Date: Sun, 16 Oct 2016 06:21:41 +0300
From: "Michael S. Tsirkin" <mst@redhat.com>
To: Paolo Bonzini <pbonzini@redhat.com>
Cc: linux-kernel@vger.kernel.org, kvm@vger.kernel.org, rkrcmar@redhat.com,
        yang.zhang.wz@gmail.com, feng.wu@intel.com
Subject: Re: [PATCH 1/5] KVM: x86: avoid atomic operations on APICv vmentry
Message-ID: <20161016060320-mutt-send-email-mst@kernel.org>
References: <1476469291-5039-1-git-send-email-pbonzini@redhat.com>
 <1476469291-5039-2-git-send-email-pbonzini@redhat.com>
MIME-Version: 1.0
Content-Type: text/plain; charset=us-ascii
Content-Disposition: inline
In-Reply-To: <1476469291-5039-2-git-send-email-pbonzini@redhat.com>
Sender: linux-kernel-owner@vger.kernel.org
Content-Length: 2391
Lines: 73

On Fri, Oct 14, 2016 at 08:21:27PM +0200, Paolo Bonzini wrote:
> On some benchmarks (e.g. netperf with ioeventfd disabled), APICv
> posted interrupts turn out to be slower than interrupt injection via
> KVM_REQ_EVENT.
> 
> This patch optimizes a bit the IRR update, avoiding expensive atomic
> operations in the common case where PI.ON=0 at vmentry or the PIR vector
> is mostly zero.  This saves at least 20 cycles (1%) per vmexit, as
> measured by kvm-unit-tests' inl_from_qemu test (20 runs):
> 
>               | enable_apicv=1  |  enable_apicv=0
>               | mean     stdev  |  mean     stdev
>     ----------|-----------------|------------------
>     before    | 5826     32.65  |  5765     47.09
>     after     | 5809     43.42  |  5777     77.02
> 
> Of course, any change in the right column is just placebo effect. :)
> The savings are bigger if interrupts are frequent.
> 
> Signed-off-by: Paolo Bonzini <pbonzini@redhat.com>
> ---
>  arch/x86/kvm/lapic.c | 6 ++++--
>  arch/x86/kvm/vmx.c   | 9 ++++++++-
>  2 files changed, 12 insertions(+), 3 deletions(-)
> 
> diff --git a/arch/x86/kvm/lapic.c b/arch/x86/kvm/lapic.c
> index 23b99f305382..63a442aefc12 100644
> --- a/arch/x86/kvm/lapic.c
> +++ b/arch/x86/kvm/lapic.c
> @@ -342,9 +342,11 @@ void __kvm_apic_update_irr(u32 *pir, void *regs)
>  	u32 i, pir_val;
>  
>  	for (i = 0; i <= 7; i++) {
> -		pir_val = xchg(&pir[i], 0);
> -		if (pir_val)
> +		pir_val = READ_ONCE(pir[i]);
> +		if (pir_val) {
> +			pir_val = xchg(&pir[i], 0);
>  			*((u32 *)(regs + APIC_IRR + i * 0x10)) |= pir_val;
> +		}
>  	}
>  }
>  EXPORT_SYMBOL_GPL(__kvm_apic_update_irr);

gcc doesn't seem to unroll this loop and it's
probably worth unrolling it

The following seems to do the trick for me on upstream - I didn't
benchmark it though.

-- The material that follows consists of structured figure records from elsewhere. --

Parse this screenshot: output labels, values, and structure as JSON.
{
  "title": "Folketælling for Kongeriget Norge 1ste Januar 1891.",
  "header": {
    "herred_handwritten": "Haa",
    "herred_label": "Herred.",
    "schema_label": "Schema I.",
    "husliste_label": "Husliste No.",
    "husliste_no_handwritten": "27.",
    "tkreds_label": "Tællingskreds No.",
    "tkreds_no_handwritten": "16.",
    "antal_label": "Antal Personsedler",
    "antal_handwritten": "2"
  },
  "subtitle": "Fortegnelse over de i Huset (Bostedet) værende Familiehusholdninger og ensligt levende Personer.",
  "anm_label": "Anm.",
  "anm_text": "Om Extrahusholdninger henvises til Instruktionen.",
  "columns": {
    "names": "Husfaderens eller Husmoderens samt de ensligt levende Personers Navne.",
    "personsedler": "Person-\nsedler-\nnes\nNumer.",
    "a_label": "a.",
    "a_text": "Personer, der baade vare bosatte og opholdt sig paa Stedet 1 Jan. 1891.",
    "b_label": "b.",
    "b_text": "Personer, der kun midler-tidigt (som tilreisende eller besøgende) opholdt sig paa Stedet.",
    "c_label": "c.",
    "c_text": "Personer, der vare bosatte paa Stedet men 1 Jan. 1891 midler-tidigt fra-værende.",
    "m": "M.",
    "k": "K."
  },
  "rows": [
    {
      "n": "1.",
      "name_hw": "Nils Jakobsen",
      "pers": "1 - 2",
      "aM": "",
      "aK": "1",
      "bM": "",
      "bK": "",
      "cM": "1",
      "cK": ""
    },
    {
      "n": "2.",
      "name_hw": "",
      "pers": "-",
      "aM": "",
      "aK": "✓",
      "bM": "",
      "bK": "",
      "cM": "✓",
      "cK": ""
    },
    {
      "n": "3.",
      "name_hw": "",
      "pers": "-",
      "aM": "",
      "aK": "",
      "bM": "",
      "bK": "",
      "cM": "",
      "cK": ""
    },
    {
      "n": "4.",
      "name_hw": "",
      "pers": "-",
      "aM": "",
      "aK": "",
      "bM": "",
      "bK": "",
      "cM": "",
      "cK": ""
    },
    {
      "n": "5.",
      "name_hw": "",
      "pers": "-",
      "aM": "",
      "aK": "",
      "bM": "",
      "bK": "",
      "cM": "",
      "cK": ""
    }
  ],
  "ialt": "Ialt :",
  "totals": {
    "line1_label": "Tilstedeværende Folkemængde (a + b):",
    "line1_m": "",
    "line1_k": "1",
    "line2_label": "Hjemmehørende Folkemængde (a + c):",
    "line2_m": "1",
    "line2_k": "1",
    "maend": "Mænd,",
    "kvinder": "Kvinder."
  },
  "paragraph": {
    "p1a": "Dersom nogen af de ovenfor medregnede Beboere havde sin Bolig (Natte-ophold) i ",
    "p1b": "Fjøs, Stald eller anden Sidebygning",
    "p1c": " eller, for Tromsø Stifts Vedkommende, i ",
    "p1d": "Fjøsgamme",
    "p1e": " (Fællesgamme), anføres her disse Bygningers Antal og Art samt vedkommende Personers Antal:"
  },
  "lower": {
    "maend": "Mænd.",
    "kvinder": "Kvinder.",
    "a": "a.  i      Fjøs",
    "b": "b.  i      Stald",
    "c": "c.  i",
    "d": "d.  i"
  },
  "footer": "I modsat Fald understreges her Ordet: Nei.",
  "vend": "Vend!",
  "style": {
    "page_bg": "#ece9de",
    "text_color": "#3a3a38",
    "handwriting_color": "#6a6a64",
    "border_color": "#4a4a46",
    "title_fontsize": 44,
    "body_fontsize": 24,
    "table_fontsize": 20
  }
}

Is there a kvm unit test for interrupts?

--->

kvm: unroll the loop in __kvm_apic_update_irr.

This is hot data path in interrupt-rich workloads, worth unrolling.

Signed-off-by: Michael S. Tsirkin <mst@redhat.com>


diff --git a/arch/x86/kvm/lapic.c b/arch/x86/kvm/lapic.c
index b62c852..0c3462c 100644
--- a/arch/x86/kvm/lapic.c
+++ b/arch/x86/kvm/lapic.c
@@ -337,7 +337,8 @@ static u8 count_vectors(void *bitmap)
 	return count;
 }
 
-void __kvm_apic_update_irr(u32 *pir, void *regs)
+void __attribute__((optimize("unroll-loops")))
+__kvm_apic_update_irr(u32 *pir, void *regs)
 {
 	u32 i, pir_val;